What the 2025 BaaS Consent Orders Actually Require from Fintech Partners
Three bank sponsors received consent orders in 2024 and 2025 with explicit provisions targeting fintech partner oversight. The orders did not just criticize the banks. They created specific compliance obligations that flow directly to every fintech operating on those platforms and, by regulatory extension, set the standard of care across the BaaS industry.
The Orders and What They Said
The consent orders issued to Blue Ridge Bank (OCC, 2023), Sutton Bank (FDIC, 2024), and Thread Bank (FDIC, 2025) each contained provisions on third-party risk management that were materially more specific than prior enforcement guidance. Where earlier guidance described general principles, these orders specified documentation requirements, board oversight obligations, and program-level controls that banks were required to implement for each fintech partner.
The common thread across all three: regulators determined that the banks had inadequate visibility into how fintech partners were operating consumer-facing programs, and that the banks' third-party risk management frameworks were not producing the oversight the agencies expected.
What the Orders Now Require at the Fintech Level
Bank sponsors subject to these orders and, increasingly, those operating under heightened regulator scrutiny are requiring fintech partners to produce documentation that was previously discretionary. The following are now effectively baseline requirements for any fintech seeking or maintaining a BaaS relationship:
- Written compliance program documentation covering BSA/AML, UDAAP, consumer complaint handling, and applicable product-specific regulations. Not a policy checklist. An actual program with written procedures, assigned owners, and evidence of operation.
- Third-party vendor risk documentation for every vendor in the fintech's stack that touches consumer data, payments, or credit decisions. SOC 2 reports, contract risk assessments, and incident response procedures for critical vendors.
- Consumer complaint tracking and reporting with documented escalation procedures, regulatory complaint monitoring (CFPB Consumer Complaint Database), and quarterly complaint trend reports deliverable to the bank sponsor on request.
- BSA/AML program that meets bank sponsor standards, not just FinCEN minimums. The bank is accountable for the fintech's AML program under its own Bank Secrecy Act obligations. Most bank sponsors are now requiring quarterly BSA/AML attestations and annual independent assessments.

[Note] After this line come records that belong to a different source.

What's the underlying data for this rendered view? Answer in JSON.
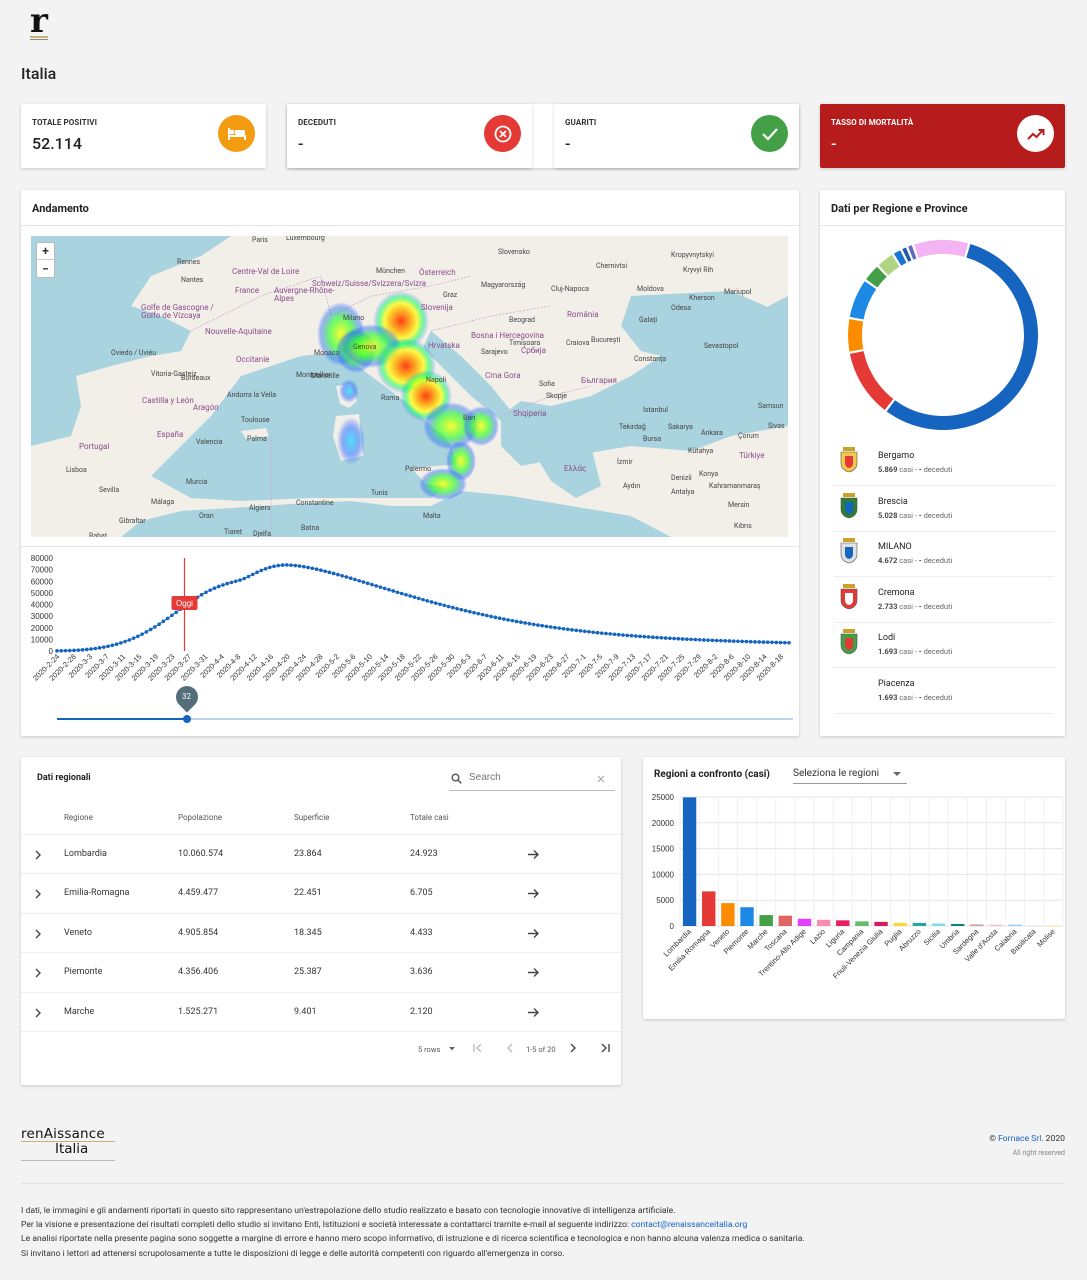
{
  "header": {
    "logo_letter": "r",
    "page_title": "Italia"
  },
  "stats": [
    {
      "label": "TOTALE POSITIVI",
      "value": "52.114",
      "icon": "bed-icon",
      "color": "#f39c12"
    },
    {
      "label": "DECEDUTI",
      "value": "-",
      "icon": "cancel-circle-icon",
      "color": "#e53935"
    },
    {
      "label": "GUARITI",
      "value": "-",
      "icon": "check-icon",
      "color": "#43a047"
    },
    {
      "label": "TASSO DI MORTALITÀ",
      "value": "-",
      "icon": "trending-up-icon",
      "color": "#b71c1c"
    }
  ],
  "andamento": {
    "title": "Andamento",
    "map_zoom_in": "+",
    "map_zoom_out": "−",
    "map_labels": {
      "cities": [
        "Paris",
        "Luxembourg",
        "Rennes",
        "Nantes",
        "München",
        "Graz",
        "Slovensko",
        "Magyarország",
        "Cluj-Napoca",
        "Chernivtsi",
        "Kropyvnytskyi",
        "Kryvyi Rih",
        "Moldova",
        "Kherson",
        "Mariupol",
        "Odesa",
        "Galați",
        "Sevastopol",
        "Bordeaux",
        "Toulouse",
        "Montpellier",
        "Marseille",
        "Andorra la Vella",
        "Oviedo / Uviéu",
        "Vitoria-Gasteiz",
        "Valencia",
        "Palma",
        "Murcia",
        "Sevilla",
        "Málaga",
        "Lisboa",
        "Gibraltar",
        "Rabat",
        "Oran",
        "Algiers",
        "Constantine",
        "Tiaret",
        "Djelfa",
        "Batna",
        "Tunis",
        "Malta",
        "Milano",
        "Monaco",
        "Genova",
        "Roma",
        "Bari",
        "Palermo",
        "Napoli",
        "Sarajevo",
        "Beograd",
        "Timișoara",
        "Craiova",
        "București",
        "Constanța",
        "Sofia",
        "Skopje",
        "Istanbul",
        "Tekirdağ",
        "Bursa",
        "Sakarya",
        "Ankara",
        "Çorum",
        "Sivas",
        "Samsun",
        "Kütahya",
        "İzmir",
        "Aydın",
        "Denizli",
        "Antalya",
        "Konya",
        "Kahramanmaraş",
        "Mersin",
        "Kıbrıs"
      ],
      "countries": [
        "France",
        "Schweiz/Suisse/Svizzera/Svizra",
        "Österreich",
        "Slovenija",
        "Hrvatska",
        "Crna Gora",
        "Србија",
        "Shqiperia",
        "Bosna i Hercegovina",
        "România",
        "България",
        "Ελλάς",
        "Türkiye",
        "España",
        "Portugal",
        "Aragón",
        "Castilla y León",
        "Occitanie",
        "Nouvelle-Aquitaine",
        "Centre-Val de Loire",
        "Auvergne-Rhône-Alpes",
        "Golfe de Gascogne / Golfo de Vizcaya"
      ]
    },
    "chart_data": {
      "type": "scatter",
      "x_tick_labels": [
        "2020-2-24",
        "2020-2-28",
        "2020-3-3",
        "2020-3-7",
        "2020-3-11",
        "2020-3-15",
        "2020-3-19",
        "2020-3-23",
        "2020-3-27",
        "2020-3-31",
        "2020-4-4",
        "2020-4-8",
        "2020-4-12",
        "2020-4-16",
        "2020-4-20",
        "2020-4-24",
        "2020-4-28",
        "2020-5-2",
        "2020-5-6",
        "2020-5-10",
        "2020-5-14",
        "2020-5-18",
        "2020-5-22",
        "2020-5-26",
        "2020-5-30",
        "2020-6-3",
        "2020-6-7",
        "2020-6-11",
        "2020-6-15",
        "2020-6-19",
        "2020-6-23",
        "2020-6-27",
        "2020-7-1",
        "2020-7-5",
        "2020-7-9",
        "2020-7-13",
        "2020-7-17",
        "2020-7-21",
        "2020-7-25",
        "2020-7-29",
        "2020-8-2",
        "2020-8-6",
        "2020-8-10",
        "2020-8-14",
        "2020-8-18"
      ],
      "y_ticks": [
        0,
        10000,
        20000,
        30000,
        40000,
        50000,
        60000,
        70000,
        80000
      ],
      "ylim": [
        0,
        80000
      ],
      "x_start": "2020-2-24",
      "x_end": "2020-8-20",
      "today_marker": {
        "x": "2020-3-26",
        "label": "Oggi"
      },
      "peak": {
        "x": "2020-4-8",
        "y": 74000
      },
      "series": [
        {
          "y": [
            120,
            190,
            280,
            400,
            560,
            760,
            1010,
            1320,
            1700,
            2150,
            2700,
            3330,
            4060,
            4900,
            5860,
            6950,
            8170,
            9530,
            11040,
            12690,
            14490,
            16430,
            18510,
            20720,
            23060,
            25510,
            28050,
            30660,
            33320,
            36000,
            38660,
            41260,
            43780,
            46180,
            48420,
            50480,
            52350,
            54030,
            55520,
            56840,
            58000,
            59030,
            60000,
            61020,
            62370,
            64080,
            65890,
            67670,
            69310,
            70730,
            71910,
            72830,
            73500,
            73920,
            74000,
            73850,
            73530,
            73080,
            72520,
            71870,
            71140,
            70350,
            69500,
            68610,
            67680,
            66720,
            65730,
            64710,
            63670,
            62600,
            61530,
            60440,
            59340,
            58240,
            57140,
            56030,
            54930,
            53820,
            52720,
            51630,
            50540,
            49460,
            48380,
            47320,
            46260,
            45220,
            44190,
            43170,
            42170,
            41180,
            40200,
            39240,
            38290,
            37360,
            36440,
            35540,
            34660,
            33790,
            32940,
            32110,
            31290,
            30490,
            29710,
            28950,
            28200,
            27480,
            26770,
            26080,
            25400,
            24750,
            24110,
            23490,
            22890,
            22300,
            21740,
            21180,
            20650,
            20130,
            19630,
            19140,
            18670,
            18210,
            17760,
            17330,
            16910,
            16510,
            16120,
            15740,
            15380,
            15030,
            14690,
            14360,
            14040,
            13730,
            13440,
            13150,
            12870,
            12600,
            12340,
            12090,
            11850,
            11620,
            11390,
            11170,
            10960,
            10760,
            10560,
            10370,
            10180,
            10000,
            9830,
            9660,
            9500,
            9340,
            9190,
            9040,
            8900,
            8760,
            8630,
            8500,
            8370,
            8250,
            8130,
            8010,
            7900,
            7790,
            7680,
            7580,
            7480,
            7380,
            7280,
            7190,
            7100
          ]
        }
      ]
    },
    "slider": {
      "value": "32",
      "fraction": 0.176
    }
  },
  "province_panel": {
    "title": "Dati per Regione e Province",
    "donut_data": {
      "type": "pie",
      "values": [
        52.5,
        11,
        5.5,
        6.5,
        3,
        3,
        1.5,
        1,
        1,
        9
      ],
      "colors": [
        "#1565c0",
        "#e53935",
        "#fb8c00",
        "#1e88e5",
        "#43a047",
        "#aed581",
        "#1976d2",
        "#1e5aa8",
        "#5c6bc0",
        "#f4b4f4"
      ]
    },
    "items": [
      {
        "name": "Bergamo",
        "cases": "5.869",
        "stats_suffix": " casi - ",
        "deaths": "-",
        "deaths_label": " deceduti"
      },
      {
        "name": "Brescia",
        "cases": "5.028",
        "stats_suffix": " casi - ",
        "deaths": "-",
        "deaths_label": " deceduti"
      },
      {
        "name": "MILANO",
        "cases": "4.672",
        "stats_suffix": " casi - ",
        "deaths": "-",
        "deaths_label": " deceduti"
      },
      {
        "name": "Cremona",
        "cases": "2.733",
        "stats_suffix": " casi - ",
        "deaths": "-",
        "deaths_label": " deceduti"
      },
      {
        "name": "Lodi",
        "cases": "1.693",
        "stats_suffix": " casi - ",
        "deaths": "-",
        "deaths_label": " deceduti"
      },
      {
        "name": "Piacenza",
        "cases": "1.693",
        "stats_suffix": " casi - ",
        "deaths": "-",
        "deaths_label": " deceduti"
      }
    ]
  },
  "regional_table": {
    "title": "Dati regionali",
    "search_placeholder": "Search",
    "columns": [
      "Regione",
      "Popolazione",
      "Superficie",
      "Totale casi"
    ],
    "rows": [
      [
        "Lombardia",
        "10.060.574",
        "23.864",
        "24.923"
      ],
      [
        "Emilia-Romagna",
        "4.459.477",
        "22.451",
        "6.705"
      ],
      [
        "Veneto",
        "4.905.854",
        "18.345",
        "4.433"
      ],
      [
        "Piemonte",
        "4.356.406",
        "25.387",
        "3.636"
      ],
      [
        "Marche",
        "1.525.271",
        "9.401",
        "2.120"
      ]
    ],
    "rows_per_page": "5 rows",
    "page_info": "1-5 of 20"
  },
  "compare": {
    "title": "Regioni a confronto (casi)",
    "select_label": "Seleziona le regioni",
    "chart_data": {
      "type": "bar",
      "categories": [
        "Lombardia",
        "Emilia-Romagna",
        "Veneto",
        "Piemonte",
        "Marche",
        "Toscana",
        "Trentino-Alto Adige",
        "Lazio",
        "Liguria",
        "Campania",
        "Friuli-Venezia Giulia",
        "Puglia",
        "Abruzzo",
        "Sicilia",
        "Umbria",
        "Sardegna",
        "Valle d'Aosta",
        "Calabria",
        "Basilicata",
        "Molise"
      ],
      "values": [
        24923,
        6705,
        4433,
        3636,
        2120,
        2000,
        1400,
        1200,
        1100,
        900,
        800,
        600,
        600,
        500,
        400,
        300,
        250,
        250,
        60,
        40
      ],
      "colors": [
        "#1565c0",
        "#e53935",
        "#fb8c00",
        "#1e88e5",
        "#43a047",
        "#e06666",
        "#e040fb",
        "#f48fb1",
        "#e91e63",
        "#66bb6a",
        "#d81b60",
        "#fdd835",
        "#26a69a",
        "#80deea",
        "#00897b",
        "#c5a3a3",
        "#f8bbd0",
        "#90caf9",
        "#cfd8dc",
        "#ffe082"
      ],
      "y_ticks": [
        0,
        5000,
        10000,
        15000,
        20000,
        25000
      ],
      "ylim": [
        0,
        25000
      ]
    }
  },
  "footer": {
    "brand_line1": "renAissance",
    "brand_line2": "Italia",
    "copyright_prefix": "© ",
    "copyright_link": "Fornace Srl",
    "copyright_suffix": ". 2020",
    "rights": "All right reserved",
    "disclaimer_1": "I dati, le immagini e gli andamenti riportati in questo sito rappresentano un'estrapolazione dello studio realizzato e basato con tecnologie innovative di intelligenza artificiale.",
    "disclaimer_2": "Per la visione e presentazione dei risultati completi dello studio si invitano Enti, Istituzioni e società interessate a contattarci tramite e-mail al seguente indirizzo: ",
    "disclaimer_2_email": "contact@renaissanceitalia.org",
    "disclaimer_3": "Le analisi riportate nella presente pagina sono soggette a margine di errore e hanno mero scopo informativo, di istruzione e di ricerca scientifica e tecnologica e non hanno alcuna valenza medica o sanitaria.",
    "disclaimer_4": "Si invitano i lettori ad attenersi scrupolosamente a tutte le disposizioni di legge e delle autorità competenti con riguardo all'emergenza in corso."
  }
}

- Board or senior management oversight documentation demonstrating that the fintech's leadership has reviewed and approved its compliance program. For early-stage companies, this means board minutes or written consents reflecting compliance program approval.
The Contractual Mechanism
Bank sponsors are transmitting these requirements through program agreements and annual compliance certifications. Fintechs that cannot produce the required documentation face two outcomes: delayed program launches while documentation is assembled under time pressure, or program suspension while the bank's compliance team escalates the gap to its examiner.
Neither outcome is recoverable quickly. Program launches delayed by compliance documentation gaps typically run three to six months longer than planned. Program suspensions create immediate consumer harm and regulatory reporting obligations.
The practical test: If your bank sponsor's compliance team asked for your BSA/AML program, your consumer complaint log, and your vendor risk register today, could you produce all three within 48 hours? If the answer is no, that is the gap.
What Has Not Changed
The consent orders did not change the underlying regulatory framework. They did not create new legal obligations that did not previously exist. What they did was demonstrate that regulators will enforce existing third-party risk management standards against bank sponsors, and that bank sponsors will in turn enforce those standards contractually against fintech partners.
Fintechs that built compliance programs to regulatory standard before the enforcement wave are discovering that their bank partner conversations are materially shorter and less contentious than those of competitors scrambling to assemble documentation retroactively.
The Advisory Perspective
The compliance programs that satisfy current bank sponsor due diligence share three characteristics. They are written to examiner standard, not template standard. They are operational, meaning they are actually being executed and producing records. And they are organized to produce at short notice, because that is precisely when a bank sponsor will ask for them.
Building that infrastructure before entering a bank partnership conversation is straightforwardly cheaper than building it during one. This is not a regulatory opinion. It is a project management observation confirmed across the due diligence packages I have reviewed at both the bank and fintech level.